Intelligence artificielle et guerres au Moyen-Orient
Côté emploi, la Banque Populaire Occitane revendique fortement le fait « qu’elle n’ait pas détruit de postes en 2025 » malgré le regroupement de certaines de ses agences. La banque est passée de 201 à 195 agences entre 2023 et 2025 mais le nombre de collaborateurs annoncé s’élève à 1940. En 2023, ils étaient 1982 et, en 2022, 2147. « L’intelligence artificielle ne remplacera jamais nos conseillers. L’IA est une aide pour aller plus vite dans la gestion des dossiers, mais le contact humain restera fondamental. Nous croyons plus que jamais à des parcours mêlant numérique et physique pour nos clients. Nous voulons faire en sorte que chacun d’entre eux n’ait pas à faire plus de vingt kilomètres pour se rendre dans une de nos agences », assure Christophe Bosson.
Et quid de cette année 2026 ? Sera-t-elle aussi gagnante pour la banque régionale ? Les dirigeants de la Banque Populaire Occitane se montrent prudents. « Si les guerres au Moyen-Orient se poursuivent et s’intensifient encore, l’impact sur l’économie mondiale, et particulièrement dans le secteur énergétique, pourra être important, voire très important.

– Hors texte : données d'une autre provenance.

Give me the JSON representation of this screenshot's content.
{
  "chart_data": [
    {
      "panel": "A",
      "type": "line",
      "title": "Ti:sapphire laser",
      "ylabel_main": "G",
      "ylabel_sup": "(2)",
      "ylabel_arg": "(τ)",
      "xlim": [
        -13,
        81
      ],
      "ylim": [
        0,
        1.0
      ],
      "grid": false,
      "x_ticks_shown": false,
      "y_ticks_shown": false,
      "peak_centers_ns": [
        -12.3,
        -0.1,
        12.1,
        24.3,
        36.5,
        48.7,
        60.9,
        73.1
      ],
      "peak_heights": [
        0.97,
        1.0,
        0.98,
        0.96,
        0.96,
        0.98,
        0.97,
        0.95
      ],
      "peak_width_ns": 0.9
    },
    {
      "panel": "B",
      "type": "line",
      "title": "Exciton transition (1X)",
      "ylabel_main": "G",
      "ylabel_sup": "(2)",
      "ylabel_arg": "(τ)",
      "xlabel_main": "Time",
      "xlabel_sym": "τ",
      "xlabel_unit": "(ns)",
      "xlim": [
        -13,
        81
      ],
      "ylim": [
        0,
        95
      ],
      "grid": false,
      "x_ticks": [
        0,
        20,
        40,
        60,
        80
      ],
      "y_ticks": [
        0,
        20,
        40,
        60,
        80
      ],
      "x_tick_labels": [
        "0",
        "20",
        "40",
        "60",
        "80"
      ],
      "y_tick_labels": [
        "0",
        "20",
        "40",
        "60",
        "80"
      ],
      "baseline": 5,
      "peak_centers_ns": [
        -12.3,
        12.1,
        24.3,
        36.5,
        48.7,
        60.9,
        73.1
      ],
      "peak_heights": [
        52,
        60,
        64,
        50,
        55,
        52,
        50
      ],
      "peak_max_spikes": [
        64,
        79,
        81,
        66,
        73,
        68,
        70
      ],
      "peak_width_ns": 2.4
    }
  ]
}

Le ralentissement pourrait être alors perceptible jusqu’en Occitanie », reconnaît le directeur général de la Banque Populaire Occitane, avec un ton plus grave que lors du reste de sa présentation.
Matthias Hardoy
Sur la photo : Catherine Mallet, présidente du conseil d’administration de la Banque Populaire Occitane, et Christophe Bosson, directeur général de la Banque Populaire Occitane. Crédit : M.H-ToulÉco.
Un financement de la défense pas encore dynamique
L’an passé, Christophe Bosson avait évoqué, lors du bilan 2024 de sa banque, la question du financement des dépenses militaires dans le contexte des tensions avec la Russie de Vladimir Poutine. « Le financement de l’industrie militaire est très contrôlé, très réglementé, en particulier au niveau européen. Si l’effort militaire important que l’on nous annonce doit avoir lieu, il va falloir absolument assouplir ces règles », estimait alors le dirigeant de la Banque Populaire Occitane. Cette année, alors que la guerre fait rage au Moyen-Orient, le dirigeant confie que le desserrement réglementaire a eu lieu « au niveau national et européen ». « Mais les banques ne sont pas encore confrontées à des projets importants du secteur de la défense. Il faudrait sûrement une impulsion plus forte au niveau de l’État », considère le banquier occitan.